I'm so sorry. No one here will judge you, and please don't judge yourself harshly. You did your very very best for him, and your honesty and bravery is still giving him his best chance with another family who can give him what he needs.

This will be a huge loss for you, I hope you have support in the real world. Remember if anyone does judge- it's because they haven't been there. Those of us who have walked this path don't judge you, we think 'there but for the grace of god', and we feel for you.
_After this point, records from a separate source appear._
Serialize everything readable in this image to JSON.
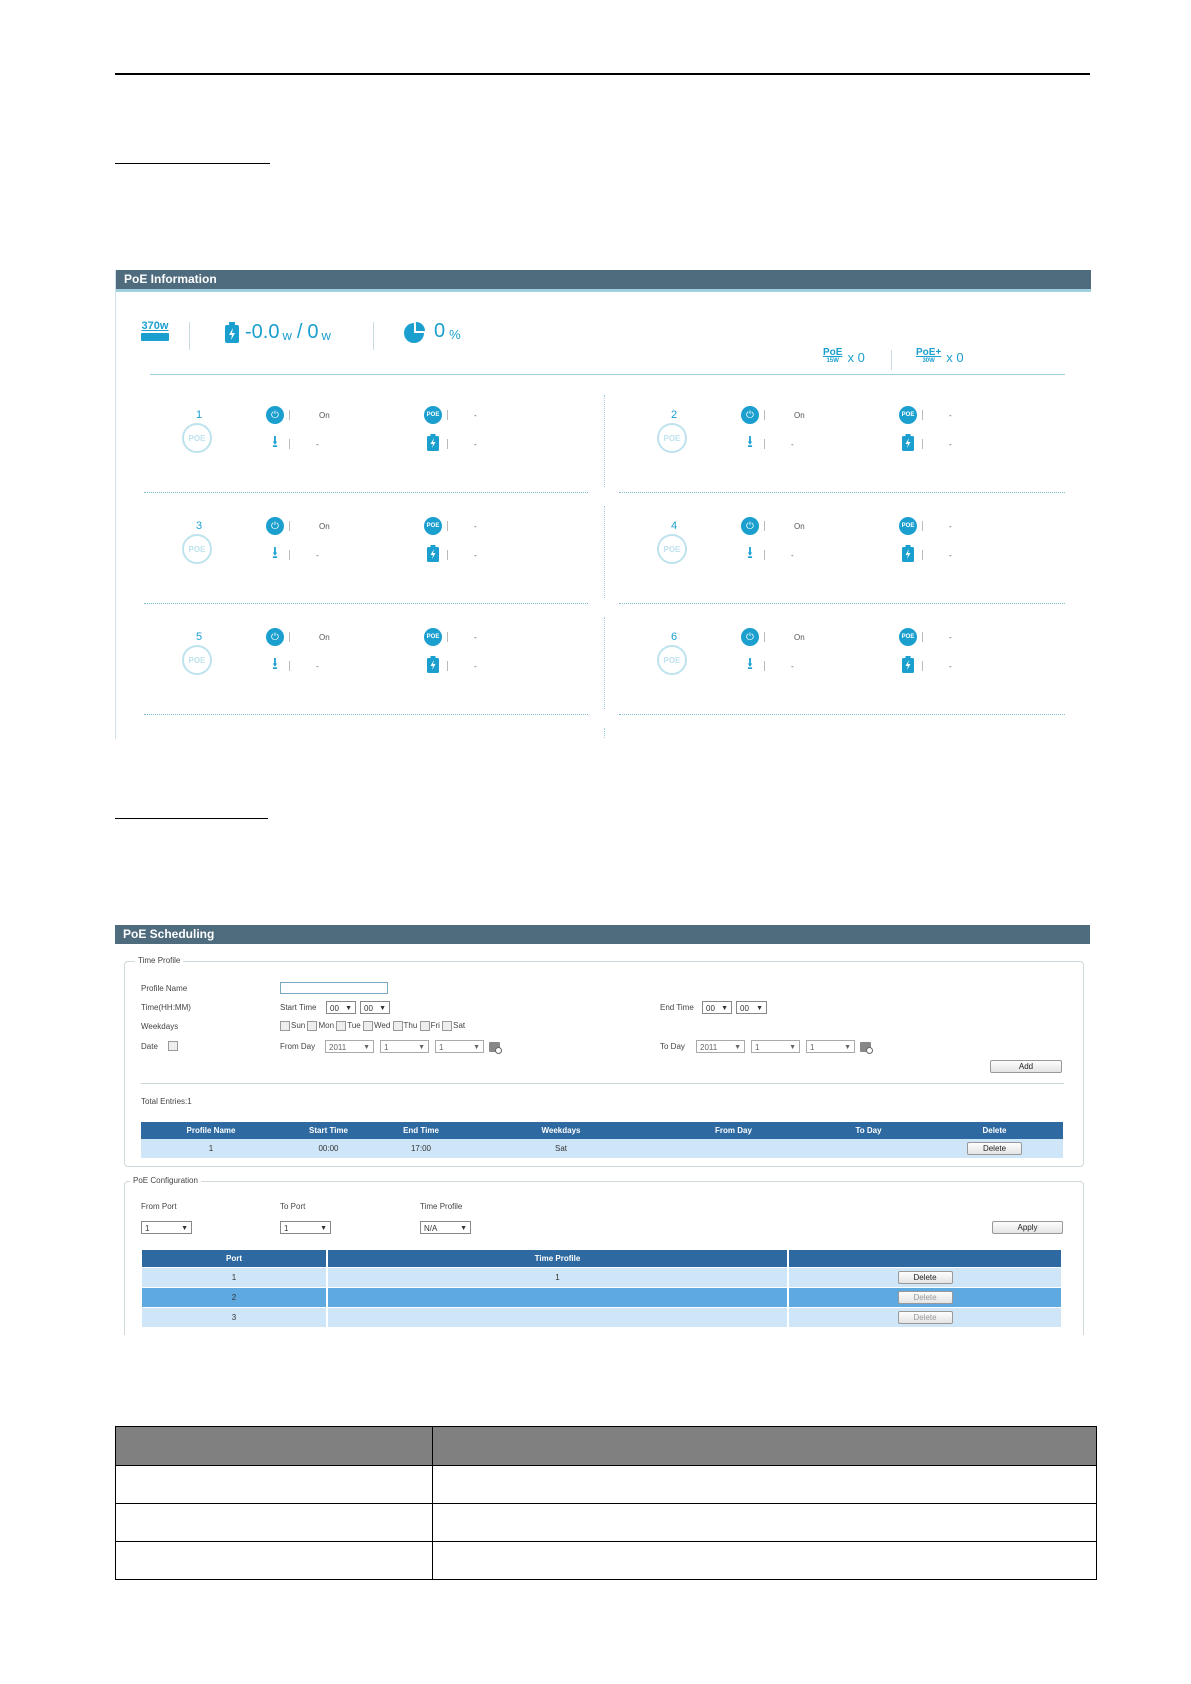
{
  "poe_info": {
    "title": "PoE Information",
    "budget": "370w",
    "power_value": "-0.0",
    "power_unit1": "w",
    "power_sep": "/",
    "power_budget": "0",
    "power_unit2": "w",
    "usage_value": "0",
    "usage_unit": "%",
    "poe_15w": {
      "label": "PoE",
      "sub": "15W",
      "count": "x 0"
    },
    "poe_30w": {
      "label": "PoE+",
      "sub": "30W",
      "count": "x 0"
    },
    "ports": [
      {
        "num": "1",
        "state": "On",
        "class": "-",
        "priority": "-",
        "power": "-"
      },
      {
        "num": "2",
        "state": "On",
        "class": "-",
        "priority": "-",
        "power": "-"
      },
      {
        "num": "3",
        "state": "On",
        "class": "-",
        "priority": "-",
        "power": "-"
      },
      {
        "num": "4",
        "state": "On",
        "class": "-",
        "priority": "-",
        "power": "-"
      },
      {
        "num": "5",
        "state": "On",
        "class": "-",
        "priority": "-",
        "power": "-"
      },
      {
        "num": "6",
        "state": "On",
        "class": "-",
        "priority": "-",
        "power": "-"
      }
    ],
    "ring_text": "POE",
    "badge_text": "POE"
  },
  "poe_sched": {
    "title": "PoE Scheduling",
    "time_profile": {
      "legend": "Time Profile",
      "profile_name_label": "Profile Name",
      "profile_name_value": "",
      "time_label": "Time(HH:MM)",
      "start_time_label": "Start Time",
      "start_hh": "00",
      "start_mm": "00",
      "end_time_label": "End Time",
      "end_hh": "00",
      "end_mm": "00",
      "weekdays_label": "Weekdays",
      "days": [
        "Sun",
        "Mon",
        "Tue",
        "Wed",
        "Thu",
        "Fri",
        "Sat"
      ],
      "date_label": "Date",
      "from_day_label": "From Day",
      "from_year": "2011",
      "from_month": "1",
      "from_day": "1",
      "to_day_label": "To Day",
      "to_year": "2011",
      "to_month": "1",
      "to_day": "1",
      "add_button": "Add",
      "total_entries": "Total Entries:1",
      "columns": [
        "Profile Name",
        "Start Time",
        "End Time",
        "Weekdays",
        "From Day",
        "To Day",
        "Delete"
      ],
      "rows": [
        {
          "profile": "1",
          "start": "00:00",
          "end": "17:00",
          "weekdays": "Sat",
          "from": "",
          "to": "",
          "delete": "Delete"
        }
      ]
    },
    "poe_config": {
      "legend": "PoE Configuration",
      "from_port_label": "From Port",
      "from_port_value": "1",
      "to_port_label": "To Port",
      "to_port_value": "1",
      "time_profile_label": "Time Profile",
      "time_profile_value": "N/A",
      "apply_button": "Apply",
      "columns": [
        "Port",
        "Time Profile",
        ""
      ],
      "rows": [
        {
          "port": "1",
          "profile": "1",
          "delete": "Delete"
        },
        {
          "port": "2",
          "profile": "",
          "delete": "Delete"
        },
        {
          "port": "3",
          "profile": "",
          "delete": "Delete"
        }
      ]
    }
  },
  "desc_table": {
    "headers": [
      "",
      ""
    ],
    "rows": [
      [
        "",
        ""
      ],
      [
        "",
        ""
      ],
      [
        "",
        ""
      ]
    ]
  }
}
Screw anyone who judges, they don't get it.

rabblenotrebel · 24/06/2024 23:01

Ted27 · 24/06/2024 21:28

@Adoptedd44

I'm so sorry to see your update.

Sadly I had to disruption my foster placement last week, he had been with me a year so I have some idea of how you are feeling.
Just as you ask us not to judge, I'd say to you don't blame yourself.
We know that you have given your all and agonised over this.
Give yourselves time to grieve. And look after each other.

I'm sorry @Ted27 . I know from your posts that you'll have sown some seeds in that year that your lad will grow later. You've done good work with him, but it might take time. I hope your big boy is home for the summer soon?